Über väterliche Gewalt zur Kunst

Louise Bourgeois  und Niki de Saint Phalle

Zwei weltberühmte Künstlerinnen – ein Weg

Louise Bourgeois und Niki de Saint Phalle vereint nicht nur, dass sie sich in ihrem Werk der Darstellung der Weiblichkeit widmeten, sondern auch der schmerzhafte Weg zum künstlerischen Ausdruck. Beide erfuhren in ihrer Kindheit Gewalt durch den eigenen Vater, die sie so sehr belastete, dass allein die Kunst ihnen einen Ausweg aus ihrer psychischen Bedrängnis bot. So begannen beide ihren künstlerischen Weg mit der Aufarbeitung des Schmerzes um schließlich in der Darstellung der Weiblichkeit ihren Frieden zu finden. Nicki de Saint Phalle wählte schon früh den positiven Weg. Mit ihren berühmten Nanas huldigte sie der Weiblichkeit und stärkte so die Position der Frau in der Kunst wie in der Öffentlichkeit. Louise Bourgeois brauchte Jahrzehnte, ehe sie diese Kraft fand. In ihrem Alterwerk setzte sie mit vielen Varianten der Spinnenskulptur, die sie „Maman“ nannte, nicht nur ihrer geliebten Mutter sondern auch dem weiblichen Prinzip ein Denkmal. Auf ihre Art können beide Künstlerinnen als Frauenrechtlerinnen gesehen werden.

Doch um dorthin zu gelangen, mussten sie beide einen steinigen Weg gehen.

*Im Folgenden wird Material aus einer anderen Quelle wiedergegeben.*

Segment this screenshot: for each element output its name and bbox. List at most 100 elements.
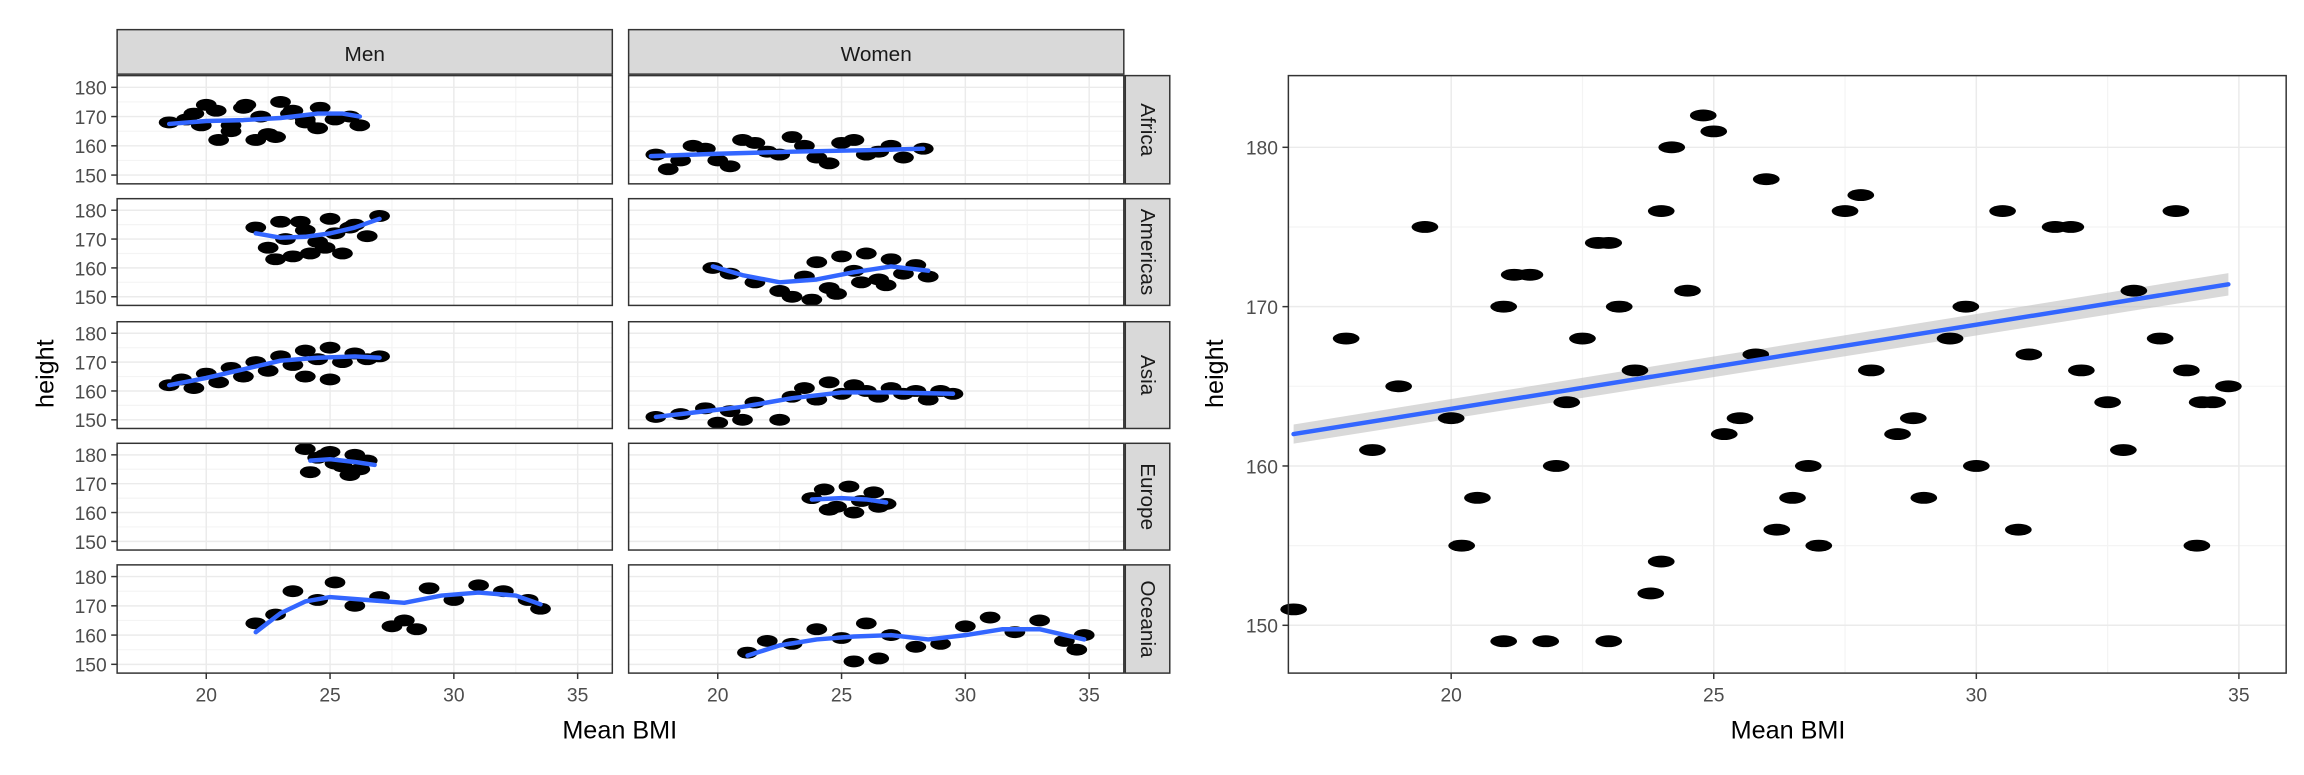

Catherine Marie-Agnès Comtesse Fal de Saint Phalle, genannt Niki, wurde am 29. Oktober 1930 in Neuilly-sur-Seine geboren. Sie war das zweite von fünf Kindern von Jeanne Jacqueline und André Marie Fal de Saint Phalle. Ihr Vater gehörte dem französischen Uradel an und betrieb das Bankhaus der Familie. In Nikis Geburtsjahr verlor ihr Vater durch einen Börsenkrach sein gesamtes Vermögen, was nicht ohne Folgen für seine Kinder blieb. Die Atmosphäre in Nikis katholisch geprägtem Elternhaus änderte sich merklich. Hatte durch die strenge Religionsausübung schon immer erdrückende Enge geherrscht kamen nun noch die Gewaltausbrüche des Vaters dazu. Für jedes falsche Wort gab es eine Ohrfeige und oft schlug der Vater auch mit der Rute zu. Niki wehrte sich durch Rückzug, Verweigerung und Provokation. Doch das eigentliche Trauma ihrer Kindheit ist der sexuellen Missbrauch durch den eigenen Vater, der sie schließlich in ihrem 11. Lebensjahr vergewaltigte. Dieses traumatische Erlebnis hätte Niki de Saint Phalle beinahe auf Dauer hinter die Mauern der Psychiatrie gebracht. Sie erlitt mit 21 Jahren – sie war verheiratet und bereits Mutter einer Tochter – einen schweren Nervenzusammenbruch und wurde in einer psychiatrischen Klinik erfolglos mit Elektroschocks behandelt. Während der folgenden psychotherapeutischen Behandlung lernt sie die Malerei kennen. Sie malte naiv-kindliche Bilder durch die ihre Albträume ans Licht zu drängen versuchten.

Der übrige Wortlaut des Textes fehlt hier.